The handling of the objective function is somewhat trickier. Recall that we wish to not only evaluate the infinite-length forward algorithm, but also take partial derivatives. To do this, we'll create a symbolic expression of the function, which will make it easier to take derivatives.
To create the symbolic expression, the program uses two things: (1) some function that actually implements the infinite-length forward algorithm and (2) a mechanism to trick this function into creating a symbolic expression instead of just returning a number. The function that evaluates the infinite-length forward algorithm is 'InfiniteLengthForwardAlg_LastStateDoesntEmit_StartWithInfernalHmm' (in ForwardHmm.cpp). Note that this function is templated on a numeric type 'Real'; we'll use a symbolic expression object in this template parameter (instead of a numeric type like 'double') in order to build up the symbolic expression.

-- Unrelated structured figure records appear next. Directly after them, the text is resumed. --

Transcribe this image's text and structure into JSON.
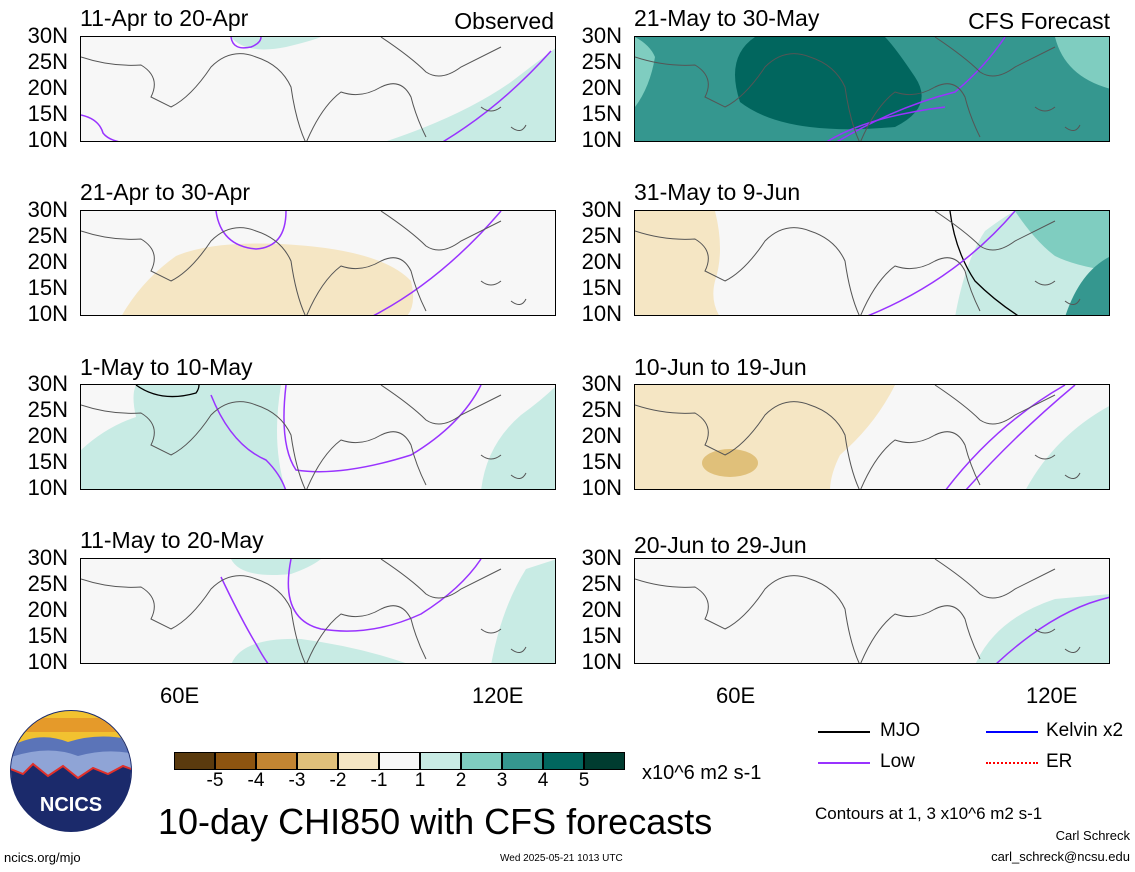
{
  "panels": [
    {
      "title": "11-Apr to 20-Apr",
      "label": "Observed"
    },
    {
      "title": "21-Apr to 30-Apr",
      "label": ""
    },
    {
      "title": "1-May to 10-May",
      "label": ""
    },
    {
      "title": "11-May to 20-May",
      "label": ""
    },
    {
      "title": "21-May to 30-May",
      "label": "CFS Forecast"
    },
    {
      "title": "31-May to 9-Jun",
      "label": ""
    },
    {
      "title": "10-Jun to 19-Jun",
      "label": ""
    },
    {
      "title": "20-Jun to 29-Jun",
      "label": ""
    }
  ],
  "y_ticks": [
    "30N",
    "25N",
    "20N",
    "15N",
    "10N"
  ],
  "x_ticks": [
    "60E",
    "120E"
  ],
  "colorbar": {
    "labels": [
      "-5",
      "-4",
      "-3",
      "-2",
      "-1",
      "1",
      "2",
      "3",
      "4",
      "5"
    ],
    "colors": [
      "#5a3a0e",
      "#8d5410",
      "#c38532",
      "#e0c07a",
      "#f5e6c4",
      "#f7f7f7",
      "#c8ebe4",
      "#7fcdc0",
      "#35978f",
      "#01665e",
      "#003c30"
    ],
    "units": "x10^6 m2 s-1"
  },
  "legend": {
    "mjo": "MJO",
    "low": "Low",
    "kelvin": "Kelvin x2",
    "er": "ER",
    "colors": {
      "mjo": "#000000",
      "low": "#9933ff",
      "kelvin": "#0000ff",
      "er": "#ff0000"
    }
  },
  "main_title": "10-day CHI850 with CFS forecasts",
  "contours_note": "Contours at 1, 3 x10^6 m2 s-1",
  "author": "Carl Schreck",
  "email": "carl_schreck@ncsu.edu",
  "site": "ncics.org/mjo",
  "timestamp": "Wed 2025-05-21 1013 UTC",
  "logo_text": "NCICS"
}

The function itself is a lot like the HMM Forward Algorithm. To calculate emission "probabilities", the nucleotide probabilities are marginalized by the 0th-order Markov model, in the 'CalcExpectedEmitProb_0order' function. The other different versus the Forward Algorithm is the handling of self-loops; these must be detected, and an infinite geometric series must be summed.

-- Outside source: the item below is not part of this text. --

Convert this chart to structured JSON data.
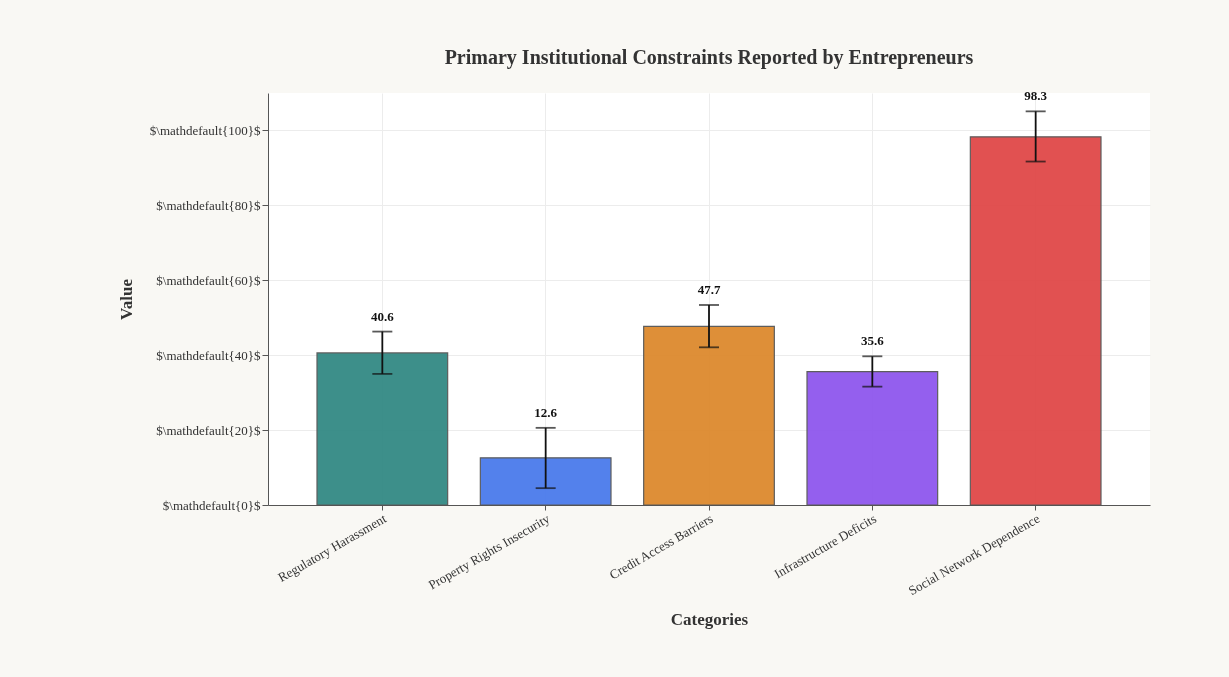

Now, on to the symbolic expression. The code in SymbolicMath.h and SymbolicMath.cpp implements symbolic expressions. Each operator we might use (e.g. multiplication, addition, log to the base 2) is implemented by a different object derived from 'ExpressionNode' (a nested class of SymbolicMath). Thus, we can build up a directed acyclic graph (DAG) of these expression nodes to symbolically represent the infinite-length forward algorithm score.
We also need a fake numeric type (to replace 'Real' in the 'InfiniteLengthForwardAlg_LastStateDoesntEmit_StartWithInfernalHmm' function) that creates these expressions. This is implemented by the 'Expression' class (a nested class of SymbolicMath). If X and Y are both variables of type Expression, then the C++ expression X+Y will generate a symbolic expression with an addition object ('ExpressionNode_Add') whose two children are X and Y. By feeding this Expression type into the 'InfiniteLengthForwardAlg_LastStateDoesntEmit_StartWithInfernalHmm' function, the function will generate a symbolic expression. (We also have to define a fake HMM class that returns Expression objects when you ask it for transition/emission scores; this is implemented by the 'SymbolicProbVariableMath' object in Cm2HmmOptimize.h,.cpp.)
Based on the symbolic expression stored as a DAG, we can evaluate the infinite-length forward algorithm as needed. One slight complication is that since it's a DAG (not a tree), we have to be careful about not exploring nodes multiple times, since that'd require exponential time. To solve this problem, the 'ExpressionNode' base class implements a kind of dynamic programming, by caching its value when the overall expression is being evaluated; when we visit a node for the 2nd time, it simply retrieves its value.
Derivatives are handled using rules from introductory calculus. For example, consider an ExpressionNode_Mult object, which represents multiplication of two sub-expressions X and Y. Its partial derivative is given by the product rule: X*(dY) + (dX)*Y. For each ExpressionNode object, we can find similar formulas for the partial derivative.